COVID-19 cases are rising again in Europe. But what does that mean for the U.S.? 

“*Now* is key moment to act.”

Members of the public walk along Princess Street ahead of First Ministers Nicola Sturgeon Coronavirus update to the Scottish Parliament March 15 in Edinburgh, Scotland. Jeff J Mitchell/Getty Images

While COVID-19 cases have continued falling across the United States, much of Europe is seeing a different trend.

Daily cases are rising in more than half of the countries in the European Union and the United Kingdom, according to CNN.

The rising cases are prompting some to raise concerns that the trend overseas may be a prediction of what’s to come in the U.S., and experts have begun weighing in on what Europe’s numbers could mean and what should be watched for in the coming weeks.

Andy Slavitt, a former senior advisor on COVID-19 in the Biden administration, took to Twitter on Monday to explain what a future U.S. wave might look like. 


Based on case numbers in Germany and the United Kingdom, he outlined that the increases abroad are being caused by BA2, which he called a variant of omicron. The more infectious BA2 variant accounts for more than 50% of cases in Germany and the UK, unlike the U.S. where it currently accounts for 10%, according to Slavitt. 

“As we have seen throughout the pandemic, the US [has] followed Europe by several weeks in our waves of cases,” he wrote. “That may happen again here. But what happens next is going to be different in every country based on what happened this last year.”

He said the proportion of a country’s population that has already been infected with omicron (estimated at 45% in the U.S. according to Slavitt), the percentage of vaccinated individuals, and the state of the nation’s hospitals will all be key in determining how a surge plays out.

Slavitt said that those who are fully vaccinated, but did not get infected with omicron, “should be vulnerable to infection from BA2” but not as likely to get severely ill.

The former adviser to Biden wrote that we could see an increase in cases but a lower proportion of hospitalizations compared to the last wave of infections.


“Don’t let public attitudes betray 2 realities we need to keep in mind,” Slavitt tweeted. “First is the virus will continue to mutate with unknown outcomes. This is predictable. This is not endemic behavior. Second is that the majority moving on doesn’t mean everyone is moving on or can move on.”

For vulnerable populations, including kids under 5, Slavitt wrote that “things haven’t changed. Only the people around them have.”

Slavitt isn’t the only expert keeping an eye on Europe.

Boston University assistant professor in the School of Public Health Julia Raifman, warned on Twitter of the possibility of an incoming surge — and pointed to wastewater data as an indicator. 

According to Raifman, 37% of waste water sites are seeing increases of COVID-19 levels and that, combined with surges abroad, is reason for concern.

Raifman wrote on Monday that, “*Now* is key moment to act.”

“I don’t want to wait & see what BA2 does after BA1 took 150K lives, hundreds of children, in a matter of weeks,” Raifman said. “Let’s come together to reduce the toll of the next surge for health, lives, health care workers, & society.”

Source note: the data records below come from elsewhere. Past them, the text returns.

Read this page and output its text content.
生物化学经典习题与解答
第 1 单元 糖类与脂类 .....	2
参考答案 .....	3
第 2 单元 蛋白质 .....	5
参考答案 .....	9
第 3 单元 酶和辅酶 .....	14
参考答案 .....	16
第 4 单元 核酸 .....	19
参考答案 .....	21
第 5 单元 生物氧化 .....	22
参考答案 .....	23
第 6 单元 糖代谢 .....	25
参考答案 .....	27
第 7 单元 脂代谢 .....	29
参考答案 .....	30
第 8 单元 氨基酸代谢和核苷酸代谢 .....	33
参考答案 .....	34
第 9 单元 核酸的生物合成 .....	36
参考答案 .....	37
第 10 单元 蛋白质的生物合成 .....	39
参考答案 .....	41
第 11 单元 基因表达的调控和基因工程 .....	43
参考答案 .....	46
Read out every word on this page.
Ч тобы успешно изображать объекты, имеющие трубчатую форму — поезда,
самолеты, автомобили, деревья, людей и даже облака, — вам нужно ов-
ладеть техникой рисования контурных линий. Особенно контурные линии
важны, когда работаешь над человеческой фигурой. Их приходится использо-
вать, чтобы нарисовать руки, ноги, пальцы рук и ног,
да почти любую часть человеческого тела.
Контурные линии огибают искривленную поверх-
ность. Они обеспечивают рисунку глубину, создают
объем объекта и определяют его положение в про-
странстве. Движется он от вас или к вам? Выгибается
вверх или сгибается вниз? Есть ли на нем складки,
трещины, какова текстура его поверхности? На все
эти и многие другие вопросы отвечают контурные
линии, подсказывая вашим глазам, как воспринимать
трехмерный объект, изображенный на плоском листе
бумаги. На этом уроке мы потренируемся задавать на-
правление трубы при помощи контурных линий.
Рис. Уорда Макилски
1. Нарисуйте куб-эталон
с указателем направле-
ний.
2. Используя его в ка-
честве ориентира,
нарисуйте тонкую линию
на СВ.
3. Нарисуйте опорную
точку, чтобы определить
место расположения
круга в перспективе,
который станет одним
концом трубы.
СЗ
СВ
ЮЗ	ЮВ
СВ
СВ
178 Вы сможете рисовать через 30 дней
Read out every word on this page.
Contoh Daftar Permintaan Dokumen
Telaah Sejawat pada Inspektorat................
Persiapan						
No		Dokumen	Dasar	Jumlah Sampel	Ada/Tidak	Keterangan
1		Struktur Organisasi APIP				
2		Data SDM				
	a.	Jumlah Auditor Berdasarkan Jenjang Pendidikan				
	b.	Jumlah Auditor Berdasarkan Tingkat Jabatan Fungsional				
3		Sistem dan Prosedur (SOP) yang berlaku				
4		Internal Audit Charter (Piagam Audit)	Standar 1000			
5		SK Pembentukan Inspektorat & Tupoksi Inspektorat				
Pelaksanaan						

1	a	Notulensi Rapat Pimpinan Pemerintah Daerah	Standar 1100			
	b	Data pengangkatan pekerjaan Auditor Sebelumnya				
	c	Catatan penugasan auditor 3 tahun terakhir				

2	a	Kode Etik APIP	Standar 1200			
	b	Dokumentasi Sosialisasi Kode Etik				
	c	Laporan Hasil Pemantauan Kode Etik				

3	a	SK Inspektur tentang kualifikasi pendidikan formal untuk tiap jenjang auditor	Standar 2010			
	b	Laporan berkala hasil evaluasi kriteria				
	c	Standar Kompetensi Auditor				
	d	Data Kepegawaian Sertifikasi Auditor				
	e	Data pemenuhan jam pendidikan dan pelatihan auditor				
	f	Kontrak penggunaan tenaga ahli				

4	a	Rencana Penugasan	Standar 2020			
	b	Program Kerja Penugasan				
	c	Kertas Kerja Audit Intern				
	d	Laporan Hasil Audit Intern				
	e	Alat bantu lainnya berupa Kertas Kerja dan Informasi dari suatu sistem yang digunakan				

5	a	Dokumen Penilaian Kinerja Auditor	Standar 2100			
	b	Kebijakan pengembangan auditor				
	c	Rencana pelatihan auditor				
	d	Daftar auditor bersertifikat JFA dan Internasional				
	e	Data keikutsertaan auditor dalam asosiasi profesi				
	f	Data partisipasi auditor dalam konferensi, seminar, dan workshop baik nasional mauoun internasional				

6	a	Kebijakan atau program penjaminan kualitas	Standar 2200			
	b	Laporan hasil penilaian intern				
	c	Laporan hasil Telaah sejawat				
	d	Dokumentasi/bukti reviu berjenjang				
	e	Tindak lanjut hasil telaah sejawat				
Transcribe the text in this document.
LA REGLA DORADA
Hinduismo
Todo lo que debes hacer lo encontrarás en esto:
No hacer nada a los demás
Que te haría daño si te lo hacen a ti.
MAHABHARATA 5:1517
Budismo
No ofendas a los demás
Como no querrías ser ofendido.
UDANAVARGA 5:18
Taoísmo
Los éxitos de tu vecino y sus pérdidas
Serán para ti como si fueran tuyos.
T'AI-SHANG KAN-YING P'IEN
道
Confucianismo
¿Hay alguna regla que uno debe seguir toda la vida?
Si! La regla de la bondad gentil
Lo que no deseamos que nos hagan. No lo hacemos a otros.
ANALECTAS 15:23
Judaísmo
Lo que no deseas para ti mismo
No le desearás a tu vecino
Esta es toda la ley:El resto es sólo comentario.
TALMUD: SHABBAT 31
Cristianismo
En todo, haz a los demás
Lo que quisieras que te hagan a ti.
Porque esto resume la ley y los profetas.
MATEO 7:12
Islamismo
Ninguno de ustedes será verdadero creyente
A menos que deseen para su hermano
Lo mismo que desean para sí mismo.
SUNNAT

Experts consider wastewater data an unbiased indicator of the state of the pandemic because it is not affected by testing rates or who has access to testing. A month ago Boston-area wastewater data was promising — it showed the city was back at levels similar to last fall pre-omicron. The data is still looking good for Massachusetts; Biobot, a Cambridge company that tracks the concentration of COVID-19 in wastewater across the country, continues to show low levels of coronavirus detected.

But public health experts are continuing to urge for pro-active measures to prevent and respond to future surges.

In a Washington Post op-ed last week responding to the Center for Disease Control and Prevention’s new COVID-19 guidelines, Raifman and Elanor Murray, an assistant professor at BU and an epidemiologist, called for quicker methods to reinstate public health measures in the face of surges.

“A recommendation for universal masking should turn on when case counts alone are on the rise, even if they are not yet high,” the pair wrote. “In the context of a highly transmissible variant such as omicron, just a one-week delay in implementing control measures could lead to twice as many cases, as well as to preventable hospitalizations and deaths (which do not follow cases in a 1:1 relationship).”

The time for action is now, says Raifman. 

Dr. Megan Ranney, an emergency physician and associate dean of the Brown University School of Public Health, said on Twitter that she is tracking cases in Europe but that the indicators are more nuanced than just case counts.


If cases continue to grow, she said she is more focused on how high they rise and if the increase affects hospitalizations in “meaningful ways.”

“But as always ➡️ prepare for the worst, hope for the best,” Ranney wrote.